Based on a true story
Midge Raymond’s “Floreana” is stylized, engaging fiction, but it also based on a true story — and true mysteries — of some of the earliest settlers to the island. The real Friedrich Ritter and Dore Strauch settled on the island in 1929, and their new life was covered in the German press.
In 1932, another couple, Heinz and Margret Wittmer, arrived from Germany with their teenage son, Harry. And soon an arrogant and grandiose Austrian woman arrived with her two German lovers, Robert Philippson and Rudolph Lorenz. Eloise Wehrborn de Wagner-Bosquet was a self-proclaimed baroness whose high-handedness created no end of trouble for Friedrich, Dore and the Wittmers. When they complained to the governor of the Galapagos, the baroness ended up seducing him.
Eventually, though, in March of 1934, the baroness and Robert Phillipson mysteriously vanished, never to be seen again. All their possessions were left behind. The baroness’s other lover, Rudolph Lorenz, soon left the island, and he was found dead on the beach of Marchena Island, 100 miles to the north. And later that year, Friedrich Ritter died as well. The cause of death was given as food poisoning from eating chickens. Dore Strauch left the island and, when she returned to Germany, published a 1936 memoir titled “The Devil Comes to Eden.”
Dore’s neighbor Margret Wittmer also penned an account of her experiences as “Floreana: A Woman’s Pilgrimage to the Galapagos,” published in 1959. Eventually, the Wittmers were the sole remaining settlers and they set up a hotel, which is still there today, managed by their descendants.

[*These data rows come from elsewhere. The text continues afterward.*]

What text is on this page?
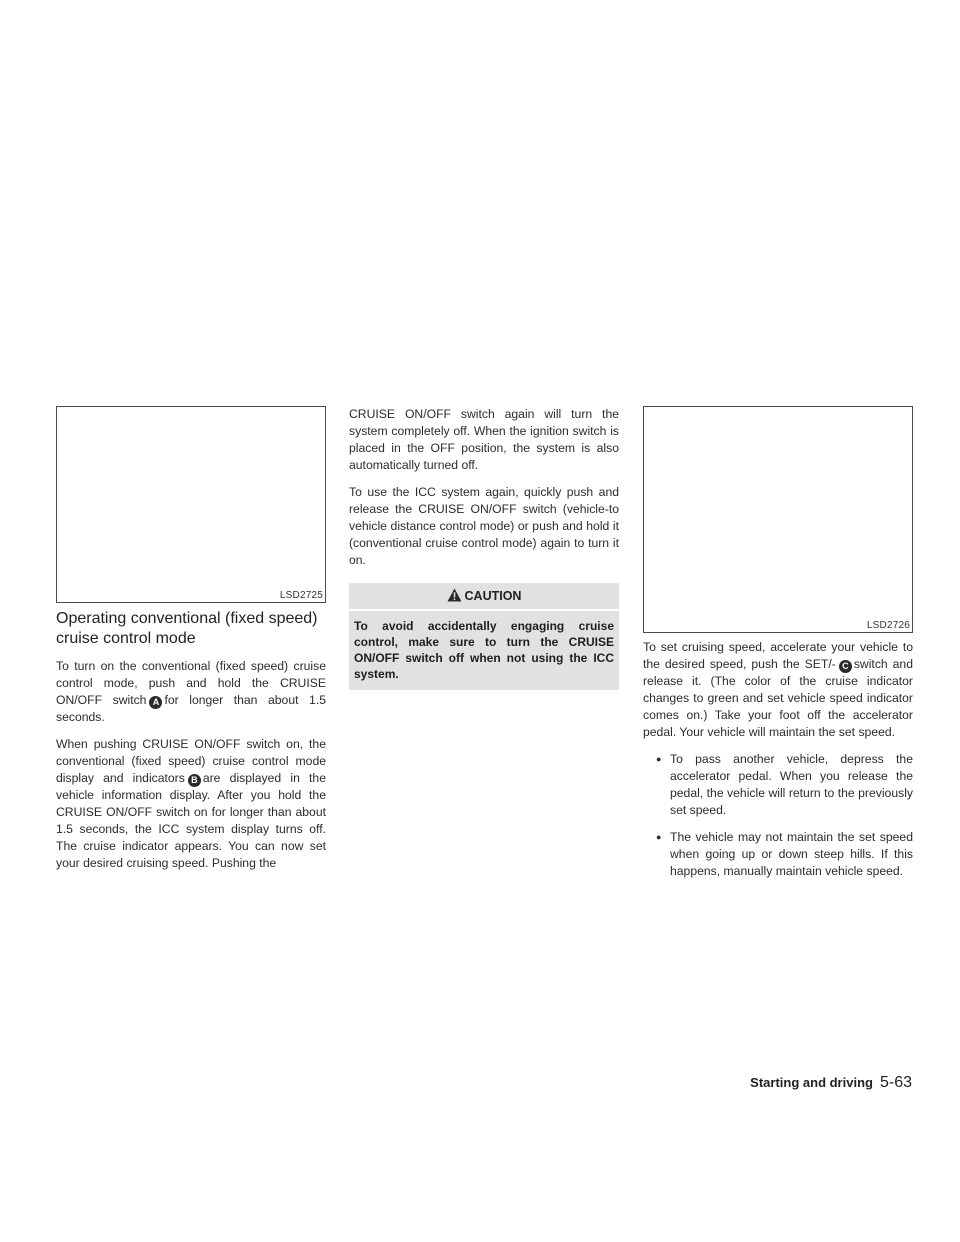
LSD2725
Operating conventional (fixed speed) cruise control mode

To turn on the conventional (fixed speed) cruise control mode, push and hold the CRUISE ON/OFF switch A for longer than about 1.5 seconds.

When pushing CRUISE ON/OFF switch on, the conventional (fixed speed) cruise control mode display and indicators B are displayed in the vehicle information display. After you hold the CRUISE ON/OFF switch on for longer than about 1.5 seconds, the ICC system display turns off. The cruise indicator appears. You can now set your desired cruising speed. Pushing the

CRUISE ON/OFF switch again will turn the system completely off. When the ignition switch is placed in the OFF position, the system is also automatically turned off.

To use the ICC system again, quickly push and release the CRUISE ON/OFF switch (vehicle-to vehicle distance control mode) or push and hold it (conventional cruise control mode) again to turn it on.

CAUTION
To avoid accidentally engaging cruise control, make sure to turn the CRUISE ON/OFF switch off when not using the ICC system.
LSD2726

To set cruising speed, accelerate your vehicle to the desired speed, push the SET/- C switch and release it. (The color of the cruise indicator changes to green and set vehicle speed indicator comes on.) Take your foot off the accelerator pedal. Your vehicle will maintain the set speed.

● To pass another vehicle, depress the accelerator pedal. When you release the pedal, the vehicle will return to the previously set speed.
● The vehicle may not maintain the set speed when going up or down steep hills. If this happens, manually maintain vehicle speed.
Starting and driving 5-63
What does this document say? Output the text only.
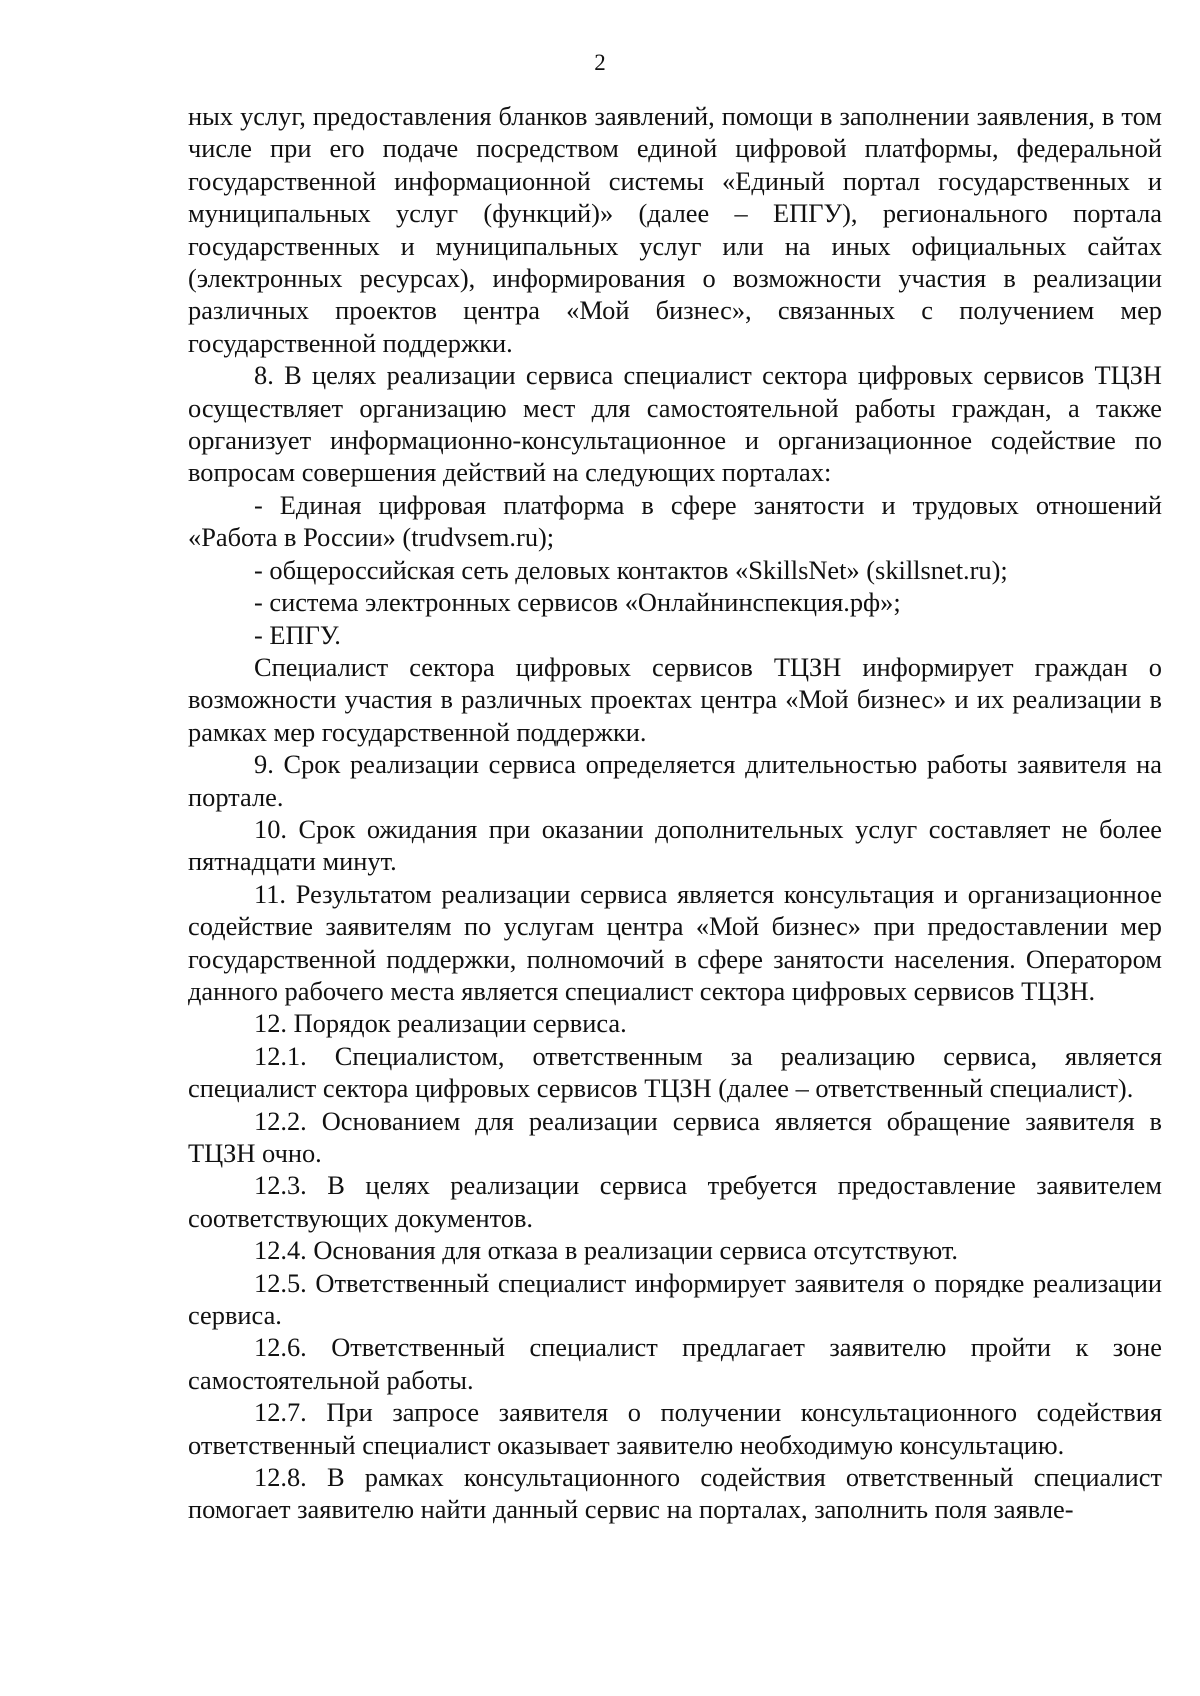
2

ных услуг, предоставления бланков заявлений, помощи в заполнении заявления, в том числе при его подаче посредством единой цифровой платформы, федеральной государственной информационной системы «Единый портал государственных и муниципальных услуг (функций)» (далее – ЕПГУ), регионального портала государственных и муниципальных услуг или на иных официальных сайтах (электронных ресурсах), информирования о возможности участия в реализации различных проектов центра «Мой бизнес», связанных с получением мер государственной поддержки.

8. В целях реализации сервиса специалист сектора цифровых сервисов ТЦЗН осуществляет организацию мест для самостоятельной работы граждан, а также организует информационно-консультационное и организационное содействие по вопросам совершения действий на следующих порталах:

- Единая цифровая платформа в сфере занятости и трудовых отношений «Работа в России» (trudvsem.ru);

- общероссийская сеть деловых контактов «SkillsNet» (skillsnet.ru);

- система электронных сервисов «Онлайнинспекция.рф»;

- ЕПГУ.

Специалист сектора цифровых сервисов ТЦЗН информирует граждан о возможности участия в различных проектах центра «Мой бизнес» и их реализации в рамках мер государственной поддержки.

9. Срок реализации сервиса определяется длительностью работы заявителя на портале.

10. Срок ожидания при оказании дополнительных услуг составляет не более пятнадцати минут.

11. Результатом реализации сервиса является консультация и организационное содействие заявителям по услугам центра «Мой бизнес» при предоставлении мер государственной поддержки, полномочий в сфере занятости населения. Оператором данного рабочего места является специалист сектора цифровых сервисов ТЦЗН.

12. Порядок реализации сервиса.

12.1. Специалистом, ответственным за реализацию сервиса, является специалист сектора цифровых сервисов ТЦЗН (далее – ответственный специалист).

12.2. Основанием для реализации сервиса является обращение заявителя в ТЦЗН очно.

12.3. В целях реализации сервиса требуется предоставление заявителем соответствующих документов.

12.4. Основания для отказа в реализации сервиса отсутствуют.

12.5. Ответственный специалист информирует заявителя о порядке реализации сервиса.

12.6. Ответственный специалист предлагает заявителю пройти к зоне самостоятельной работы.

12.7. При запросе заявителя о получении консультационного содействия ответственный специалист оказывает заявителю необходимую консультацию.

12.8. В рамках консультационного содействия ответственный специалист помогает заявителю найти данный сервис на порталах, заполнить поля заявле-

The conflicting memoirs of Dore Strauch and Margret Wittmer provided a point of departure for Raymond and she has now made their story even more compelling.
An accomplished author
“Floreana” is not Raymond’s first novel featuring exotic locales and compelling women. She is the author of “My Last Continent,” another multilayered story, set in the majestic Antarctic. She and John Yunker, with whom she co-founded Ashland Creek Press, coauthored “Devils Island,” a mystery set on a remote island off the coast of Tasmania. Raymond has cemented a place as writer of exotic locales, deep human feeling and compelling stories.
A winner of the Spokane Prize for short fiction, Raymond has taught writing at Boston University, Boston’s Grub Street Writers, Seattle’s Richard Hugo House and San Diego Writers, Ink. Her work has appeared in TriQuarterly, American Literary Review, North American Review, Bellevue Literary Review, the Los Angeles Times magazine, Poets & Writers, and Ashland.news.
Retired Southern Oregon University English professor Edwin Battistella’s latest book, “Dangerous Crooked Scoundrels,” was released by Oxford University Press in March 2020.